The National Retail Federation, the retail industry trade group, issued for the first time crowd-control guidelines as financial pressures compel retailers to get more aggressive with promotions and shoppers get more aggressive about finding deals.

In another first, Wal-Mart will keep almost all of its stores open on Thanksgiving and through the night into Friday, spokesman David Tovar said. The doorbuster deals will still begin at 5 a.m., but the measure will allow the discount chain to avoid long lines of shoppers waiting outside the door, he said.

“There’s a great psychological pressure that happens around waiting for a door to open,” said Paula Rosenblum, managing partner at Retail Systems Research LLC. “I’ve never felt doorbusters were good for the industry. Nobody makes a lot of money on them.

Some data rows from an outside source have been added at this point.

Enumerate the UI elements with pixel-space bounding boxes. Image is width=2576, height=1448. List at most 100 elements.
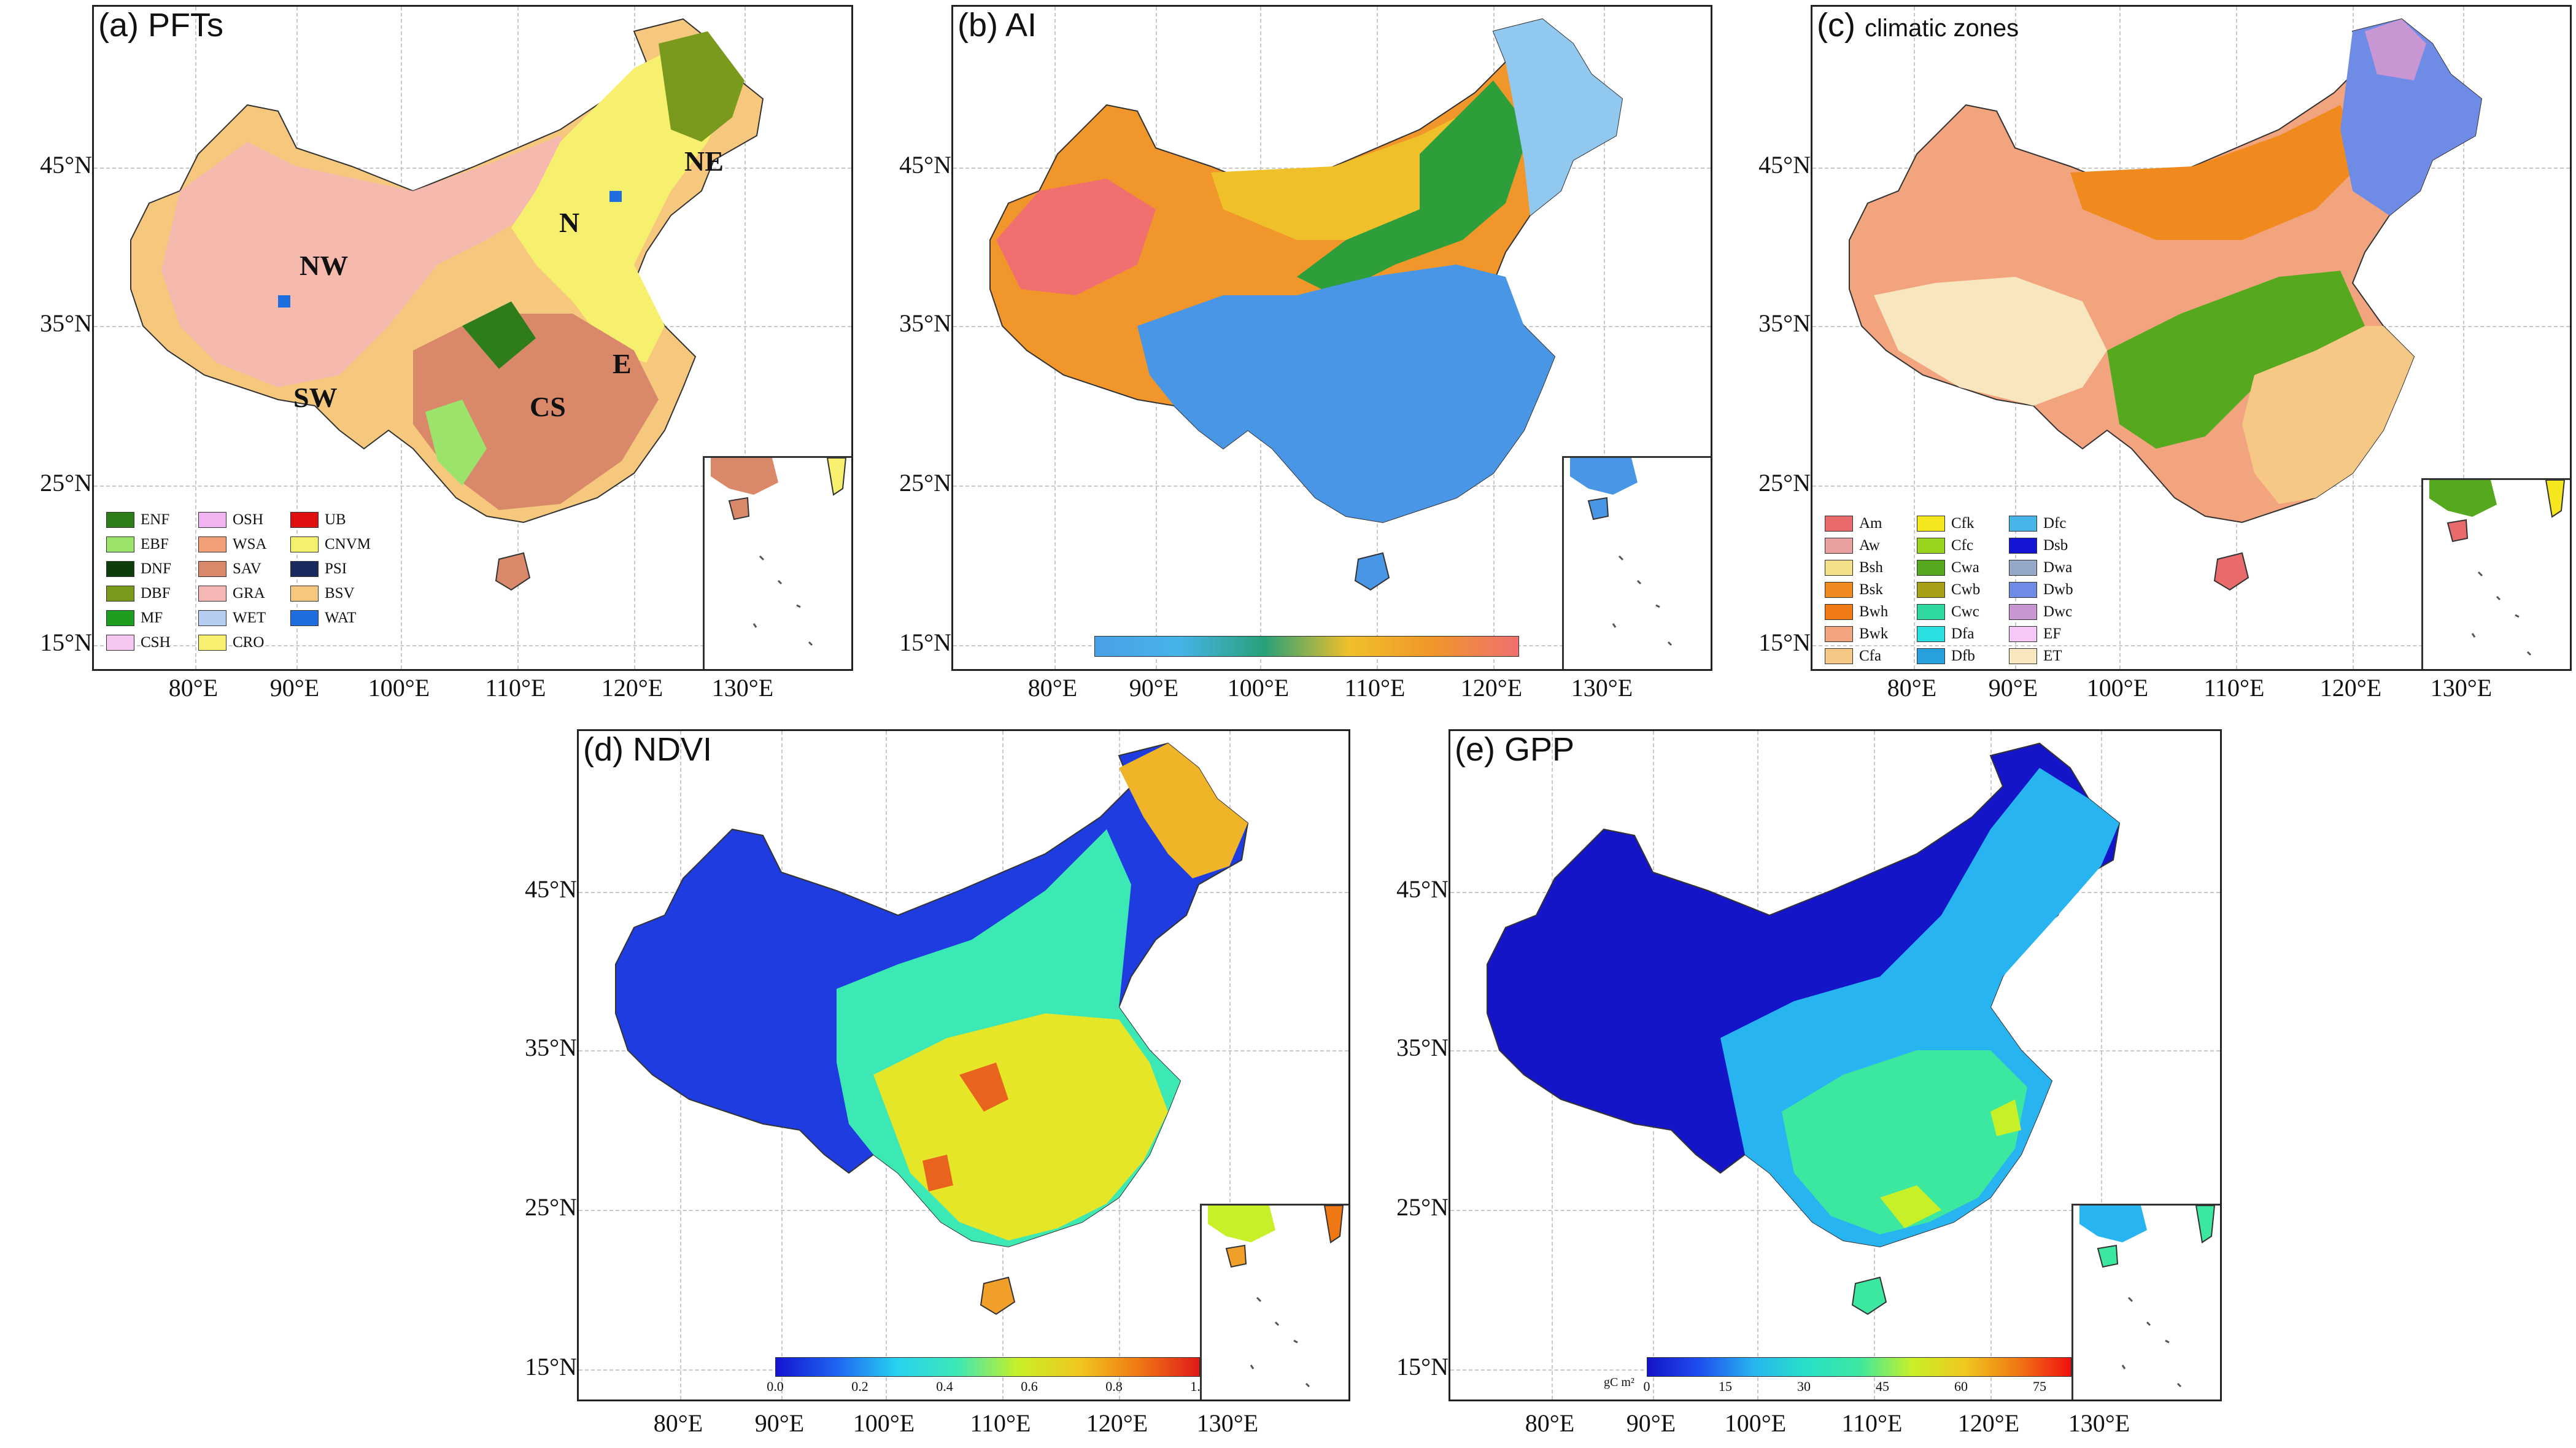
legend-swatch (1917, 582, 1945, 598)
forest-region (425, 400, 487, 486)
zone-cwa (2107, 271, 2365, 449)
legend-item: Dsb (2009, 537, 2068, 554)
legend-item: Dwb (2009, 581, 2073, 598)
china-map-ai (989, 18, 1623, 591)
legend-item: WSA (198, 536, 267, 553)
gridline (94, 645, 851, 646)
china-map-climate (1849, 18, 2483, 591)
colorbar-unit: gC m² (1604, 1376, 1634, 1389)
legend-item: Cfc (1917, 537, 1973, 554)
y-label: 35°N (40, 309, 92, 337)
legend-item: Bwh (1825, 603, 1888, 621)
y-label: 25°N (40, 469, 92, 497)
humid-zone (1137, 265, 1555, 522)
colorbar-tick: 0.6 (1021, 1379, 1038, 1394)
gridline (745, 7, 746, 669)
x-label: 80°E (168, 674, 219, 702)
x-label: 100°E (853, 1409, 915, 1437)
y-label: 25°N (525, 1193, 577, 1221)
map-frame: NW N NE SW CS E ENF EBF DNF DBF MF CSH O… (92, 5, 853, 671)
x-label: 130°E (2068, 1409, 2130, 1437)
x-label: 110°E (970, 1409, 1031, 1437)
colorbar-tick: 30 (1797, 1379, 1811, 1394)
x-label: 90°E (754, 1409, 805, 1437)
zone-et (1874, 277, 2107, 406)
legend-swatch (1917, 560, 1945, 576)
hainan-island (2213, 552, 2249, 591)
colorbar-tick: 0.0 (767, 1379, 784, 1394)
region-label: N (559, 207, 580, 238)
south-china-sea-inset (703, 456, 851, 669)
gridline (2101, 731, 2102, 1400)
hainan-island (1851, 1276, 1887, 1315)
forest-region (659, 31, 745, 142)
map-frame: Am Aw Bsh Bsk Bwh Bwk Cfa Cfk Cfc Cwa Cw… (1811, 5, 2572, 671)
x-label: 90°E (1988, 674, 2038, 702)
legend-item: Dwa (2009, 559, 2072, 576)
x-label: 90°E (1626, 1409, 1676, 1437)
legend-swatch (2009, 516, 2037, 532)
region-label: SW (293, 382, 338, 413)
colorbar-tick: 60 (1954, 1379, 1968, 1394)
x-label: 80°E (1887, 674, 1937, 702)
x-label: 100°E (2086, 674, 2149, 702)
y-label: 15°N (1396, 1353, 1449, 1380)
legend-swatch (290, 561, 319, 577)
colorbar-tick: 0.8 (1105, 1379, 1123, 1394)
gridline (1812, 645, 2570, 646)
legend-swatch (2009, 538, 2037, 554)
subhumid-zone (1297, 80, 1530, 295)
climate-legend: Am Aw Bsh Bsk Bwh Bwk Cfa Cfk Cfc Cwa Cw… (1825, 515, 2119, 669)
legend-swatch (290, 536, 319, 552)
map-frame: gC m² 0 15 30 45 60 75 (1449, 729, 2222, 1401)
zone-cfa (2242, 326, 2414, 504)
y-label: 45°N (899, 151, 951, 179)
legend-item: GRA (198, 585, 265, 602)
region-label: E (613, 348, 632, 379)
panel-d-ndvi: 45°N 35°N 25°N 15°N 0.0 0.2 0.4 0.6 0.8 … (485, 724, 1356, 1448)
legend-swatch (1825, 516, 1853, 532)
region-label: CS (530, 391, 566, 422)
legend-swatch (198, 635, 226, 651)
x-label: 130°E (2430, 674, 2493, 702)
y-label: 35°N (525, 1034, 577, 1061)
x-label: 120°E (601, 674, 663, 702)
legend-swatch (1917, 538, 1945, 554)
y-label: 35°N (1758, 309, 1811, 337)
hainan-island (495, 552, 531, 591)
x-label: 120°E (1086, 1409, 1148, 1437)
forest-region (462, 301, 536, 369)
legend-swatch (198, 561, 226, 577)
legend-swatch (1917, 648, 1945, 664)
legend-swatch (290, 610, 319, 626)
y-label: 15°N (525, 1353, 577, 1380)
x-label: 110°E (2203, 674, 2265, 702)
map-frame (951, 5, 1712, 671)
hyperarid-zone (996, 179, 1156, 295)
humid-northeast (1493, 19, 1622, 215)
legend-swatch (2009, 560, 2037, 576)
legend-item: DBF (106, 585, 171, 602)
legend-item: Cfk (1917, 515, 1975, 532)
x-label: 120°E (1957, 1409, 2020, 1437)
y-label: 45°N (525, 875, 577, 903)
zone-dwc (2365, 19, 2426, 80)
legend-swatch (198, 610, 226, 626)
legend-swatch (198, 512, 226, 528)
gridline (2463, 7, 2464, 669)
legend-swatch (106, 586, 134, 602)
y-label: 25°N (899, 469, 951, 497)
legend-swatch (198, 586, 226, 602)
south-china-sea-inset (2421, 478, 2570, 669)
legend-item: EF (2009, 625, 2061, 643)
colorbar-tick: 0 (1643, 1379, 1650, 1394)
y-label: 35°N (1396, 1034, 1449, 1061)
region-label: NE (684, 145, 724, 177)
legend-item: Cwa (1917, 559, 1979, 576)
legend-item: CSH (106, 634, 171, 651)
x-label: 110°E (1841, 1409, 1903, 1437)
panel-c-climatic-zones: 45°N 35°N 25°N 15°N Am Aw Bsh Bsk Bwh (1719, 0, 2576, 712)
legend-swatch (198, 536, 226, 552)
gpp-colorbar (1647, 1357, 2071, 1377)
panel-a-pfts: 45°N 35°N 25°N 15°N NW N NE SW CS E (0, 0, 859, 712)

All they do is create a lot of frenzy.”

That’s particularly true on Black Friday, which gets its nickname from the fact that retailers have said they begin turning a profit for the year on that day.

Despite retailers’ attempts to get consumers to start their holiday shopping early, 16 percent of consumers expect to begin on Black Friday, up from 10 percent in 2008, according to the International Council of Shopping Centers and the Goldman Sachs 2009 Holiday Spending survey.

“It’s no secret that customers are working hard to find the best deals,” said Rhett Asher, vice president of loss prevention at the National Retail Federation. “Retailers are going to have to go to great lengths ... to drive traffic into the stores.”